冬天進門後,這個小家子似乎就越來越幸運了。隆慶二十四年,林遠山在城門口尋得了一個幫助城防軍統計路引的差事,薪水不算多,不過也還有些油水,夠一家人吃喝了。這一年秋天他們又有了林長生,對於小時候的事情,林長生總是覺得模模糊糊的,記事也比別的孩子更晚上一些。他現在能回憶起的便隻有四五歲以後的事情了。日子轉了十多年,林長生發現他娘親乾活時不管他爹在不在,總喜歡偷偷喊他爹的名字,每當她說起“黑黑”兩個字時就滿臉都是暖暖的笑意就像她經常說“桂花糕真甜一樣。”同樣的表情林長生在他爹的臉上也見到過。就在他每次迎著夕陽把懷裡的桂花糕遞給他娘時,林長生看得很清楚。
桂花糕一買就是十多年,從未停過,哪怕是災荒年間依舊是每日兩塊。小時候林長生身子弱,胃口卻又大的出奇。家裡一點有限的口糧都留給了他。可哪怕這樣,老爹依舊會拿著城門口當差的薪水去王家鋪子買上兩塊桂花糕。冬天看著林遠山每日當差回來幾乎餓的快要前胸貼後背,依舊偷偷把家裡一點錢換成災荒年間價格高的嚇人隻有城裡的大老爺們才能吃得起的桂花糕時就氣得直哭,揚手要把桂花糕扔到後院的井裡去,可不管說了多少次老林就是不聽,從來很聽冬天話的他在這件事上就像頭倔牛一樣。每次兩人吵完後又會把冬天仍在地上的掛花糕撿起來,小心翼翼的分著吃,冬天邊吃邊哭,老林在旁邊泯著甜桂花糕傻笑。

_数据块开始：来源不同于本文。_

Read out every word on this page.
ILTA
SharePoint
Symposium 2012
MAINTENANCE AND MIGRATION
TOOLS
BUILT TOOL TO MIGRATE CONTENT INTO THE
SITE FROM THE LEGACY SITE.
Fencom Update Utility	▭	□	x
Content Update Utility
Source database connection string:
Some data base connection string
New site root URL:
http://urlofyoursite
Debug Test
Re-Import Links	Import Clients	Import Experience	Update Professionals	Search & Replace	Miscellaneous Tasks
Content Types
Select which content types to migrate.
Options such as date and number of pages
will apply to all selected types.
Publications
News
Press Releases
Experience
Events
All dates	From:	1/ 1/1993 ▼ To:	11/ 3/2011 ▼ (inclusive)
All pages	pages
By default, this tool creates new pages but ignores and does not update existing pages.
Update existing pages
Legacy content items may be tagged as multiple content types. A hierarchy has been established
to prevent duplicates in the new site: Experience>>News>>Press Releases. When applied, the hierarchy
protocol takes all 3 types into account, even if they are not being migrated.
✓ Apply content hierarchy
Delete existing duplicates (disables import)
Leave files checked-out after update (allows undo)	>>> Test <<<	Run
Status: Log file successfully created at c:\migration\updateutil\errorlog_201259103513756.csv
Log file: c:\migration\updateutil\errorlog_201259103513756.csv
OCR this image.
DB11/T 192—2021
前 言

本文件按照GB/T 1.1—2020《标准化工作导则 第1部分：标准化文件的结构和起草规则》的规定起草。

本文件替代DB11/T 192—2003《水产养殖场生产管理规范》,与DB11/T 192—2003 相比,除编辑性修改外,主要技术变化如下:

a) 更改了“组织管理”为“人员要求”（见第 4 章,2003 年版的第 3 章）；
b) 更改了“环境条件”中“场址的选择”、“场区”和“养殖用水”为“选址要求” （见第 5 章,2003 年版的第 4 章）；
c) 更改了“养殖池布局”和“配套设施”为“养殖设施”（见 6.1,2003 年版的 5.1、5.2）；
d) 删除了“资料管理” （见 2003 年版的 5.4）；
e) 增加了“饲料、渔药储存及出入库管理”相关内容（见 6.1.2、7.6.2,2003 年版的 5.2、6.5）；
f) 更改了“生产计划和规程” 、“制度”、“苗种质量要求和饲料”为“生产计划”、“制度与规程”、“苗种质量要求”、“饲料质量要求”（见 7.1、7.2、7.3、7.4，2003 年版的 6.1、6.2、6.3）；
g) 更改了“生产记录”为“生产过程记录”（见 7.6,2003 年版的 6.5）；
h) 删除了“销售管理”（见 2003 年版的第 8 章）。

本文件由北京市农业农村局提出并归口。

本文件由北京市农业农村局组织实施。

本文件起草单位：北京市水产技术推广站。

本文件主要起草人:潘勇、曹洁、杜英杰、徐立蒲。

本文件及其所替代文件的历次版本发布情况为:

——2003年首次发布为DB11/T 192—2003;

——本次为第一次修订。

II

長大後漸漸對一切都好奇的林長生在十二歲那年也問過他母親冬天是如何從滄瀾河圍繞的妖山來到這幾千裡之外西北邊塞的,這時候娘親便隻是笑笑,摸著他的頭說“有一天會知曉的。”這事他老爹大抵是知道的,林長生總是在心裡默默的想著。
西峰少年林長生這一年十四,他有個喜歡買桂花糕的人類老爹叫黑黑,有個喜歡泯桂花糕的妖族娘親叫冬天。這一年星海劍聖還隻是西子湖畔一個十六歲的富家少年,第八代清教神女還不知在哪個山頭蹁躚。這一年珈藍寺的主持無量依然還在,所以書院的夫子還沒有帶著大先生去三萬裡滄瀾河圍繞的妖山。這一年天還很藍,紅日還是那麽晃眼,林長生隻是輕輕把一顆石子踢到了家門前的那條渭河裡,哪知道漣漪蕩滌的是整個世界。